Substâncias tóxicas presentes no fumo penetram até no núcleo das células e causam alterações no material genético

Pesquisadores da Universidade de Boston (EUA) analisaram amostras de tecido pulmonar de fumantes, não-fumantes e ex-fumantes e constataram que os genes se expressam de forma diferente nos pulmões de cada grupo. As substâncias tóxicas presentes no fumo penetram até no núcleo das células e causam alterações no material genético.

Dependendo da saúde de cada um, essas mutações podem levar à formação de tumores cancerosos. “O fumo alterou a expressão de numerosos genes nas vias respiratórias”, escrevem os cientistas.

Vários oncogenes (relacionados ao câncer) tiveram expressão aumentada – passaram a funcionar com mais intensidade. Enquanto isso, genes que deveriam controlar essa atividade e proteger a célula dos agentes tóxicos do cigarro tornaram-se deficientes.

Um tumor normalmente surge por causa de alguma falha genética – que pode ser natural do envelhecimento, ou induzida por algum fator ambiental, como cigarro ou álcool – que faz com que uma célula passe a se multiplicar de forma incontrolada.

O organismo tem mecanismos de defesa para detectar e destruir essas células cancerígenas, mas eles nem sempre funcionam. Segundo os cientistas, o fumo é responsável por 90% dos tumores no pulmão – o câncer que mais mata no Brasil e no mundo.

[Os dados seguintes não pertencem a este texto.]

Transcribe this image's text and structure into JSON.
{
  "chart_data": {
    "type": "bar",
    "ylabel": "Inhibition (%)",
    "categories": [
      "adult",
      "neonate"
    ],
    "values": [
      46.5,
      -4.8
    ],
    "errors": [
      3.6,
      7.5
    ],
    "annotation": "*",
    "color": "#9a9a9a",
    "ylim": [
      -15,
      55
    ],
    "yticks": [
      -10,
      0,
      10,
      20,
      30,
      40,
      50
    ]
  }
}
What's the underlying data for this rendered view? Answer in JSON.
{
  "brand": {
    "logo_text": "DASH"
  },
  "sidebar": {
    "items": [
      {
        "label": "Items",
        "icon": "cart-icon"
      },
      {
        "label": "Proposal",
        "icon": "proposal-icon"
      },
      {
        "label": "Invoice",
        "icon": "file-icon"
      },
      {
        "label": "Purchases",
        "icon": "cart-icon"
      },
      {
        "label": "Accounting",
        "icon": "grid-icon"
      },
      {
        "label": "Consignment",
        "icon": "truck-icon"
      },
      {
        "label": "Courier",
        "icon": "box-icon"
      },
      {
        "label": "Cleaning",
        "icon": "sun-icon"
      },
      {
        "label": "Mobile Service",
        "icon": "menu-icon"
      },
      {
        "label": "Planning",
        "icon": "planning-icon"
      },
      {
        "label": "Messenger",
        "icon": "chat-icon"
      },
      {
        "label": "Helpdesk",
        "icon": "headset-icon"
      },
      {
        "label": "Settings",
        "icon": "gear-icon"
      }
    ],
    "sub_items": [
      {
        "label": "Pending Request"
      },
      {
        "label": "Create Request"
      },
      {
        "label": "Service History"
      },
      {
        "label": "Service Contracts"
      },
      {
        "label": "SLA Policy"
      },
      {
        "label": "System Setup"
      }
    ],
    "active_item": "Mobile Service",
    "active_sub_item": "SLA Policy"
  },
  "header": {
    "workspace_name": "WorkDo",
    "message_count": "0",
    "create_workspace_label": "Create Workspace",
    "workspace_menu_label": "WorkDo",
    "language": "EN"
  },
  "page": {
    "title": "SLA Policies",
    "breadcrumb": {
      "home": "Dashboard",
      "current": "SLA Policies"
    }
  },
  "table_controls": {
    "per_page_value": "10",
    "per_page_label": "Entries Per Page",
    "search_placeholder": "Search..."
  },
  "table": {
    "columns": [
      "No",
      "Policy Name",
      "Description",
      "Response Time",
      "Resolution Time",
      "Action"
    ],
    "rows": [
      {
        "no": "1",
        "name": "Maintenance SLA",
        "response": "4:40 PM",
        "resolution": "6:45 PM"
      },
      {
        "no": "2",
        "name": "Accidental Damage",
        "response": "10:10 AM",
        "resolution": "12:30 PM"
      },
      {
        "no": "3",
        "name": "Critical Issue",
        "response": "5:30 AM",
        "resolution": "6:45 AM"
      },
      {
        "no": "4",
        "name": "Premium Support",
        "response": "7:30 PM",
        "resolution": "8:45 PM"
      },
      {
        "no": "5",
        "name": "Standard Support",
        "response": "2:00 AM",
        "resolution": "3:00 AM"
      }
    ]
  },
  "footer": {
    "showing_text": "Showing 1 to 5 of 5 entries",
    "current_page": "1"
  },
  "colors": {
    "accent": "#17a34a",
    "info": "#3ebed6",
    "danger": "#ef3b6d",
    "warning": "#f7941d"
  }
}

O risco para o câncer diminui a partir do momento que a pessoa deixa de fumar. Vários dos genes alterados voltaram a se expressar normalmente logo nos primeiros anos. Mas alguns oncogenes podem permanecer alterados por até 30 anos.

“Um ex-fumante nunca fica exatamente igual a um não-fumante”, diz o especialista brasileiro Riad Younes, chefe do Departamento de Cirurgia Torácica do Hospital do Câncer.

Segundo ele, quem fuma um maço por dia tem risco 25 vezes maior de desenvolver câncer. Dois a oito anos após o abandono do vício, esse risco cai para 1,5 vez maior.